Der Bus ist schäbig. Nicht mein erster asiatischer Reisebus, aber mein erster kambodschanischer. Die Sitzflächen auf meinem reservierten Sitzplatz sind unbezogen, also bestehen nur aus gelbem Schaumstoff, der dazu noch aufgeplatzt ist. Das ist ja nun so schon gar nicht mal so schön, aber mit den Krümeln in den Kratern meines Schaumstoffes und der leichten Feuchtigkeit des Sitzes, wird es auch nicht schöner. Macht aber gar nichts, merken mein Sitznachbar und ich schnell, denn die Sitze sind keineswegs in irgendeiner Form befestigt. Wir schnappen uns die Dinger und tauschen sie einfach mit zwei nicht ganz so ekligen Exemplaren und ab geht die Post. Später wird der Bus noch mit Locals aufgefüllt, also kriegt leider jemand unsere ausrangierten Sitze ab. Aber die sinds auch nicht anders gewöhnt. Isso.

Die Fahrt war dann überraschenderweise nicht doppelt so lang wie angesetzt und hat etwa 7 Stunden gedauert. Die Straße nach Phom Penh ist für kambodschanische Verhältnisse sicher gar nicht so schlecht. In den meisten anderen Ländern, würde sie allerdings nicht mal als Straße deklariert werden. Unser Bus ist eine ganz schöne Schüttelkiste und die losen Sitze sorgen dafür, dass die sieben Stunden zu einem recht anstrengenden Bauch-Beine-Po-Training mutieren.



Langweile kommt während der Fahrt aber auch aus einem anderen Grund nicht auf. An der großen Straße, die die beiden Touristenzentren verbindet, ist eine ganze Menge los. Mal sind es Reisfelder und Bauern, Volleyball spielende Schüler, Family Life in den Vorhöfen der Häuser (und an und bei auch in den Vorhöfen der Hölle, einige der Vorgärten versinken regelrecht in Müll, verklebtverkletteten Hunden und Katzen). Hauptsächlich überwiegen aber die schönen Bilder von spielenden Kindern und idyllischen Dörfern. Gefühlt tragen etwa 85 Prozent der Frauen und Kinder, die ich sehe Schlafanzüge. Der Jogger des Khmers.

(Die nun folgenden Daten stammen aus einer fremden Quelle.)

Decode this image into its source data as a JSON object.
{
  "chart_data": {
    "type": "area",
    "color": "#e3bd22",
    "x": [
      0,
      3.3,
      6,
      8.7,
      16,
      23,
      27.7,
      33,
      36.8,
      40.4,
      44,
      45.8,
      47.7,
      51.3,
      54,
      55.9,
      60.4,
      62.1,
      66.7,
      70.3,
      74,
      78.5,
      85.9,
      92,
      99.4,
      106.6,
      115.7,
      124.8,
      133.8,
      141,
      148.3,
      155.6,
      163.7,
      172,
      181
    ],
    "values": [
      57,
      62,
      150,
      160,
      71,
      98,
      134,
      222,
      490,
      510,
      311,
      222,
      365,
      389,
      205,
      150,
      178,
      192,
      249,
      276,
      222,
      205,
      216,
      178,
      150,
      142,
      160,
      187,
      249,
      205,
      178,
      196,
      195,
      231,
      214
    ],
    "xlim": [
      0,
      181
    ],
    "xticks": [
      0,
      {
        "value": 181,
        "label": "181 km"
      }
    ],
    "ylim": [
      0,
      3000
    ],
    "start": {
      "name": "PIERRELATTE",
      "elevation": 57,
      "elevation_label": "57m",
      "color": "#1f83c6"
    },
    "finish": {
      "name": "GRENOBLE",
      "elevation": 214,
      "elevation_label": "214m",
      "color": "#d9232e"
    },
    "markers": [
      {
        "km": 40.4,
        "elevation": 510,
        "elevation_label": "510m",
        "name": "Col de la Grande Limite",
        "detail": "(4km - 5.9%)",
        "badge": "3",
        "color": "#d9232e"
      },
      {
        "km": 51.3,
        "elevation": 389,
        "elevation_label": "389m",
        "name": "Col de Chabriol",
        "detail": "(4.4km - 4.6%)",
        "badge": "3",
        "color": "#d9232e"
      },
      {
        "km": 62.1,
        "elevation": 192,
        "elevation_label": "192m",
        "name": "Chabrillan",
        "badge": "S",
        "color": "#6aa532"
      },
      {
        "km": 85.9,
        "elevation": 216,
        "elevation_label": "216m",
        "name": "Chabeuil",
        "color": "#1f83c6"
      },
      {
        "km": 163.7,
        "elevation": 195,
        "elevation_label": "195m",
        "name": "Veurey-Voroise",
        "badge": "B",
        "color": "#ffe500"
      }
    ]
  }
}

Am meisten gibt es bei der Einfahrt in Phnom Penh zu sehen. Die Ausläufer bieten so viel Spektakel, dass ich mir gerne ein Fahrrad mieten und dort noch einmal langfahren würde um in Ruhe zu gucken. Viele Dinge verstehe ich auch gar nicht so schnell. Weil das, was die Leute da am Straßenrand machen, ergibt nicht immer sofort einen Sinn. Leider müsste ich eine Fahrradfahrt hier mit dem Leben bezahlen und deswegen fällt der Spaß mit dem Zurückfahren aus. Vor allem eindrucksvoll fand ich die achthundertsiebenundzwanzigtausend Motorräder, die auf angebauten Ladeflächen bis zu dreißig Menschen aus der Stadt gekarrt haben. Am Stadtrand gibt es so einige große Fabriken in denen die Menschen aus den umliegenden Gegenden leben und dahin zu Feierabend anscheinend gern zurück möchten. Der Verkehr nach Dienstschluss ist Wahnsinn.



Trotzdem haben wir es irgendwann in den Kern der Stadt geschafft. Als ich aus dem Bus steige, hör ich im Geiste meinen Beat, als 20 Jungs auf mich zueilen und im Kanon die Hookline geben: "Tuk Tuk, Lady, Tuk Tuk, need Tuk Tuk, Lady? Tuk Tuk."